Quantum entanglement between electronic and vibrational degrees of freedom in molecules

TL;DR

This paper investigates the quantum entanglement between electronic and vibrational states in molecules with double well potentials, revealing two types of entanglement influenced by degeneracy and asymmetry, across six molecular systems.

Contribution

It introduces a unified formalism to analyze electron-vibration entanglement in diverse molecules with double well potentials, distinguishing between fragile and persistent entanglement types.

Findings

Significant entanglement occurs in bimodal vibrational states.

Two types of entanglement are identified: degeneracy-induced and interaction-based.

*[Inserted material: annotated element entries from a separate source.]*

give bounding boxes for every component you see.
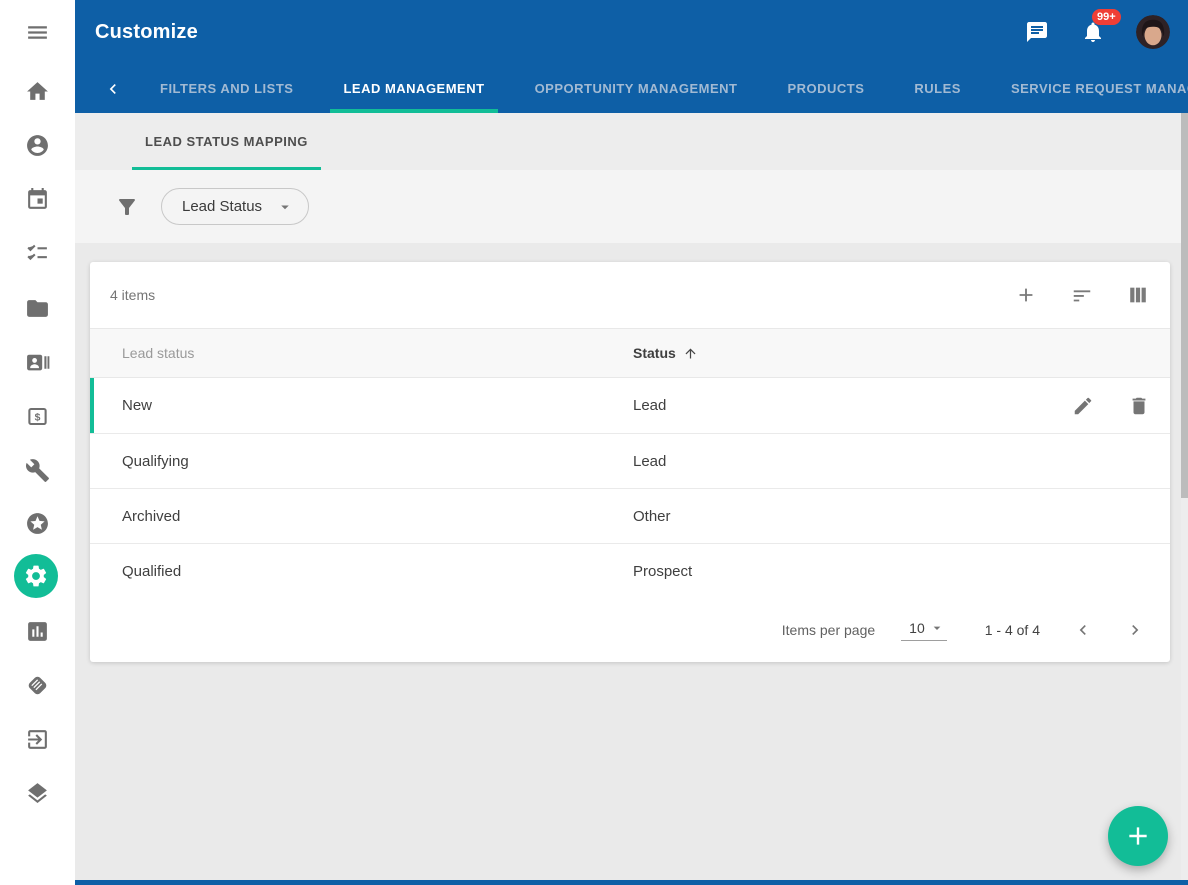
module-tabbar: FILTERS AND LISTS LEAD MANAGEMENT OPPORT… <box>75 64 1188 113</box>
sort-ascending-arrow-icon <box>683 346 698 361</box>
tab-filters-and-lists[interactable]: FILTERS AND LISTS <box>147 64 306 113</box>
tab-products[interactable]: PRODUCTS <box>774 64 877 113</box>
menu-icon[interactable] <box>23 18 51 46</box>
tab-opportunity-management[interactable]: OPPORTUNITY MANAGEMENT <box>522 64 751 113</box>
scrollbar-thumb[interactable] <box>1181 113 1188 498</box>
cell-lead-status: Archived <box>90 508 633 525</box>
reports-icon[interactable] <box>23 617 51 645</box>
columns-icon[interactable] <box>1127 284 1149 306</box>
top-app-bar: Customize 99+ <box>75 0 1188 64</box>
column-header-lead-status[interactable]: Lead status <box>90 345 633 361</box>
app-root: $ Customize <box>0 0 1188 885</box>
featured-icon[interactable] <box>23 509 51 537</box>
deals-icon[interactable] <box>23 671 51 699</box>
filter-icon[interactable] <box>115 195 139 219</box>
tabs-scroll-left-icon[interactable] <box>103 79 123 99</box>
cell-status: Prospect <box>633 563 1170 580</box>
table-row[interactable]: New Lead <box>90 378 1170 433</box>
sub-tabbar: LEAD STATUS MAPPING <box>75 113 1188 170</box>
tasks-icon[interactable] <box>23 239 51 267</box>
add-icon[interactable] <box>1015 284 1037 306</box>
topbar-actions: 99+ <box>1024 15 1188 49</box>
filter-chip-label: Lead Status <box>182 198 262 215</box>
items-per-page-label: Items per page <box>782 622 875 638</box>
table-row[interactable]: Qualifying Lead <box>90 433 1170 488</box>
module-tabs: FILTERS AND LISTS LEAD MANAGEMENT OPPORT… <box>135 64 1188 113</box>
next-page-icon[interactable] <box>1124 619 1146 641</box>
add-fab-button[interactable] <box>1108 806 1168 866</box>
cell-lead-status: Qualified <box>90 563 633 580</box>
sidebar: $ <box>0 0 75 885</box>
chevron-down-icon <box>929 620 945 636</box>
cell-status: Lead <box>633 453 1170 470</box>
notification-badge: 99+ <box>1092 9 1121 25</box>
layers-icon[interactable] <box>23 779 51 807</box>
bottom-accent-strip <box>75 880 1188 885</box>
user-avatar[interactable] <box>1136 15 1170 49</box>
sign-in-icon[interactable] <box>23 725 51 753</box>
tab-lead-status-mapping[interactable]: LEAD STATUS MAPPING <box>132 113 321 170</box>
filter-bar: Lead Status <box>75 170 1188 243</box>
tab-rules[interactable]: RULES <box>901 64 974 113</box>
card-header: 4 items <box>90 262 1170 328</box>
items-per-page-select[interactable]: 10 <box>901 620 947 641</box>
payments-icon[interactable]: $ <box>23 402 51 430</box>
table-row[interactable]: Archived Other <box>90 488 1170 543</box>
lead-status-mapping-card: 4 items Lead status Status <box>90 262 1170 662</box>
home-icon[interactable] <box>23 77 51 105</box>
table-row[interactable]: Qualified Prospect <box>90 543 1170 598</box>
sort-icon[interactable] <box>1071 284 1093 306</box>
card-actions <box>1015 284 1149 306</box>
chevron-down-icon <box>276 198 294 216</box>
cell-status: Other <box>633 508 1170 525</box>
tools-icon[interactable] <box>23 456 51 484</box>
previous-page-icon[interactable] <box>1072 619 1094 641</box>
svg-text:$: $ <box>34 412 40 423</box>
tab-service-request-management[interactable]: SERVICE REQUEST MANAGEMI <box>998 64 1188 113</box>
tab-lead-management[interactable]: LEAD MANAGEMENT <box>330 64 497 113</box>
account-icon[interactable] <box>23 131 51 159</box>
cell-lead-status: New <box>90 397 633 414</box>
items-per-page-value: 10 <box>909 620 925 636</box>
delete-icon[interactable] <box>1128 395 1150 417</box>
row-actions <box>1072 378 1150 433</box>
pagination-range: 1 - 4 of 4 <box>985 622 1040 638</box>
edit-icon[interactable] <box>1072 395 1094 417</box>
cell-lead-status: Qualifying <box>90 453 633 470</box>
column-header-status-label: Status <box>633 345 676 361</box>
lead-status-filter-chip[interactable]: Lead Status <box>161 188 309 225</box>
settings-icon-active[interactable] <box>14 554 58 598</box>
plus-icon <box>1125 823 1151 849</box>
pagination-bar: Items per page 10 1 - 4 of 4 <box>90 598 1170 662</box>
contacts-icon[interactable] <box>23 348 51 376</box>
page-title: Customize <box>95 21 198 44</box>
items-count: 4 items <box>110 287 155 303</box>
column-header-status[interactable]: Status <box>633 345 1170 361</box>
table-header-row: Lead status Status <box>90 328 1170 378</box>
calendar-icon[interactable] <box>23 185 51 213</box>
notifications-bell-icon[interactable]: 99+ <box>1080 19 1106 45</box>
chat-icon[interactable] <box>1024 19 1050 45</box>
folder-icon[interactable] <box>23 294 51 322</box>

Entanglement varies with molecular asymmetry and state interactions.

Abstract

We consider the quantum entanglement of the electronic and vibrational degrees of freedom in molecules with a tendency towards double welled potentials using model coupled harmonic diabatic potential-energy surfaces. The von Neumann entropy of the reduced density matrix is used to quantify the electron-vibration entanglement for the lowest two vibronic wavefunctions in such a bipartite system. Significant entanglement is found only in the region in which the ground vibronic state contains a density profile that is bimodal (i.e., contains two separate local minima). However, in this region two distinct types of entanglement are found: (1) entanglement that arises purely from the degeneracy of energy levels in the two potential wells and which is destroyed by slight asymmetry, and (2) entanglement that involves strongly interacting states in each well that is relatively insensitive to asymmetry. These two distinct regions are termed fragile degeneracy-induced entanglement and persistent entanglement, respectively. Six classic molecular systems describable by two diabatic states are considered: ammonia, benzene, semibullvalene, pyridine excited triplet states, the Creutz-Taube ion, and the radical cation of the "special pair" of chlorophylls involved in photosynthesis. These chemically diverse systems are all treated using the same general formalism and the nature of the entanglement that they embody is elucidated.